Category: MiscellaneousIuliana @ 23:50

Humans are hung up on the myth of “the one”. We write songs, we write novels and we live our lives hoping we meet “the one”. This person should complete us, should make us feel whole, should fix everything that is wrong inside and outside of us and provide a refuge in the midst of all that is shitty around us. And it is a great myth to hold on to, it’s a nice dream to have and there is no expiration date. Because you can hope meeting the one until the day that you die.

So we live, and we wait for that moment to happen. To meet a person that will freeze time at the first contact. To meet the person that when you first see, an accidental ray of sunshine will isolate them from all the greyness and your heart will skip a beat and you will know.

I was a firm believer in this myth. The first time I met him I knew there was something about him. Because I couldn’t stop looking at him. I was so awkward and did not want him to find me creepy and tried to avoid looking directly at him, but I couldn’t stop looking at him. It’s like time stopped when we were introduced and we shook hands. I still remember his bony white hand and the long fingers squeezing my hand.

And then he died. Poof! Gone. What was I supposed to do? Live my life waiting to die and hoping in an afterlife with him? Because even if I wasn’t a believer, the shoes of a person that is no longer present are some big shoes another person must fill. And they never will. And rationally you know it is absurd to expect them to, but chemicals in our brains don’t really give a rats ass about this.
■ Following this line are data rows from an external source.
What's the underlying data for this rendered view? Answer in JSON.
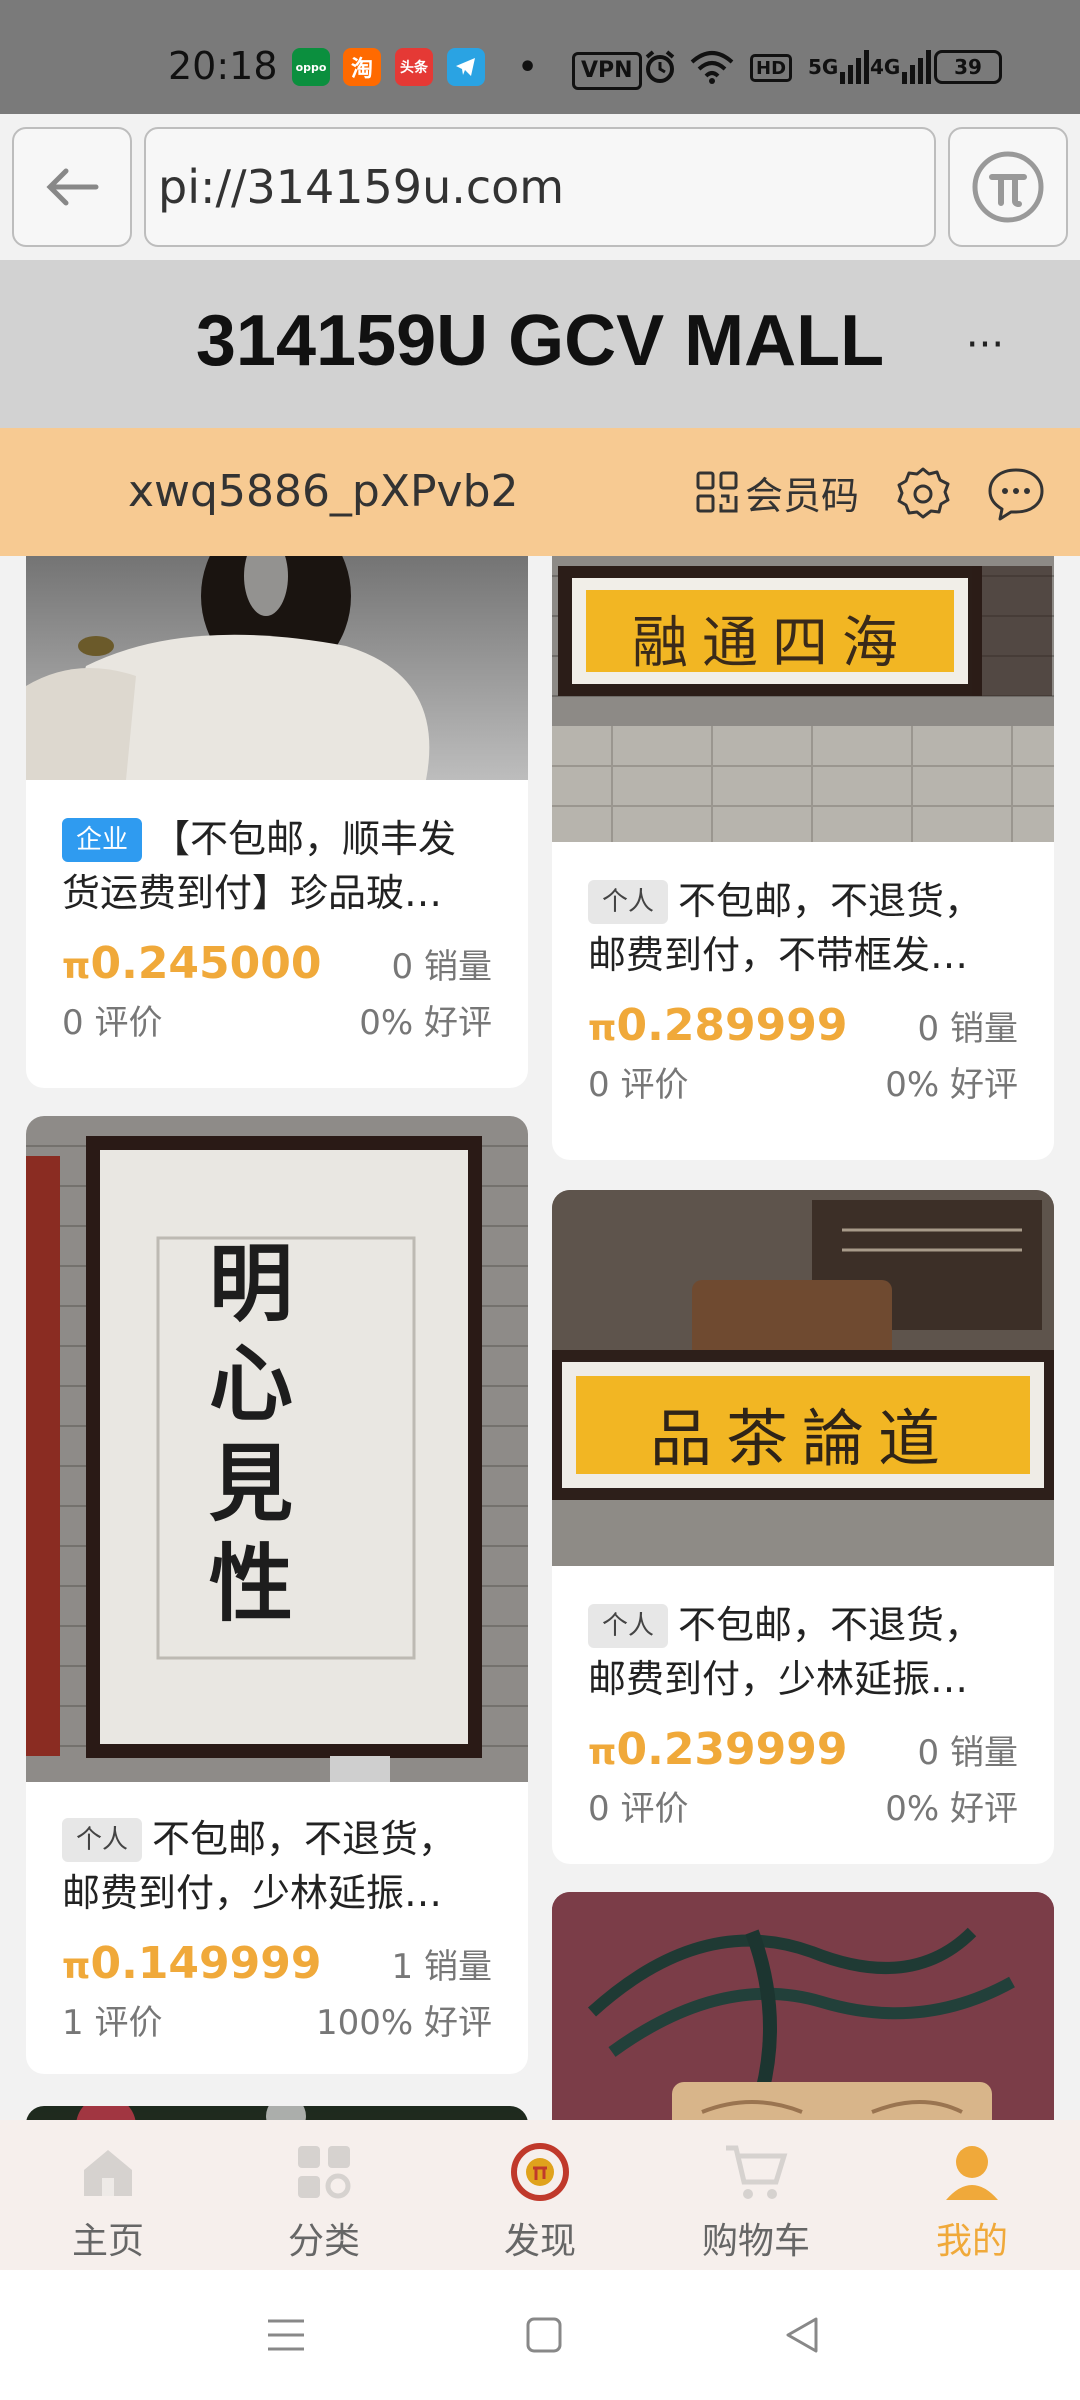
{
  "status_bar": {
    "time": "20:18",
    "apps": [
      {
        "name": "oppo",
        "label": "oppo",
        "color": "#0b8f3e"
      },
      {
        "name": "taobao",
        "label": "淘",
        "color": "#ff6a00"
      },
      {
        "name": "toutiao",
        "label": "头条",
        "color": "#e53935"
      },
      {
        "name": "telegram",
        "label": "",
        "color": "#2aa3e3"
      }
    ],
    "vpn_label": "VPN",
    "network_5g": "5G",
    "network_4g": "4G",
    "hd_label": "HD",
    "battery": "39"
  },
  "browser": {
    "url": "pi://314159u.com"
  },
  "header": {
    "title": "314159U GCV MALL",
    "more": "···"
  },
  "user": {
    "username": "xwq5886_pXPvb2",
    "member_code_label": "会员码"
  },
  "products": [
    {
      "tag": "企业",
      "title": "【不包邮，顺丰发货运费到付】珍品玻…",
      "price": "0.245000",
      "sales": "0 销量",
      "reviews": "0 评价",
      "rating": "0% 好评"
    },
    {
      "tag": "个人",
      "title": "不包邮，不退货，邮费到付，不带框发…",
      "price": "0.289999",
      "sales": "0 销量",
      "reviews": "0 评价",
      "rating": "0% 好评"
    },
    {
      "tag": "个人",
      "title": "不包邮，不退货，邮费到付，少林延振…",
      "price": "0.149999",
      "sales": "1 销量",
      "reviews": "1 评价",
      "rating": "100% 好评"
    },
    {
      "tag": "个人",
      "title": "不包邮，不退货，邮费到付，少林延振…",
      "price": "0.239999",
      "sales": "0 销量",
      "reviews": "0 评价",
      "rating": "0% 好评"
    }
  ],
  "currency_symbol": "π",
  "calligraphy": {
    "banner1": "融通四海",
    "scroll": "明心見性",
    "banner2": "品茶論道"
  },
  "bottom_nav": [
    {
      "label": "主页",
      "icon": "home-icon"
    },
    {
      "label": "分类",
      "icon": "category-icon"
    },
    {
      "label": "发现",
      "icon": "discover-logo-icon"
    },
    {
      "label": "购物车",
      "icon": "cart-icon"
    },
    {
      "label": "我的",
      "icon": "profile-icon",
      "active": true
    }
  ],
  "colors": {
    "accent": "#f0a93a",
    "user_bar": "#f7ca92",
    "header_bg": "#d2d2d2",
    "enterprise_tag": "#2f9bf0"
  }
}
I was watching a clip today of one of my beloved artists and he was asked how he knew his wife was the one. And it made it sound so simple and obvious. There was no ray of sunshine, no frozen time, just great chemistry. Which is what I believe now after so many years of being an adult and meeting other adults. It all starts here: chemistry.

But well, there are so many things in the middle. The good news: natural chemistry is always reciprocated. The bad news: you can have chemistry with people that do not fit your character. Because chemistry is what brings you together, a match of character is what keeps you together. Another bad news: chemistry is really hard to resist. And because of our romanticized idea of human relationships, most of us try to build lasting relationships based on chemistry. If you are lucky and the person you had a reaction with is a decent human being that fits you, you’re all set.  You can stop looking, put a ring on it and enjoy.  But if you are unlucky(like me) you end up with a history of unhappy relationships and reluctance to give in to chemistry.

So… what to do, what to do? I have no idea, do you ?

3 Responses to “Late night thoughts”

  1. Chiranjeev Gupta says:

    I wrote something once whence I was wondering about the same, just to make me believe there was one from me. It’s kind of hippy, published it when I was in college
    http://4icq.blogspot.com/2016/01/blog-post.html

  2. Iuliana says:

    Wow, thanks for sharing. So if you were in college two years ago, you are really young. :) Just ride the wave, good things will come.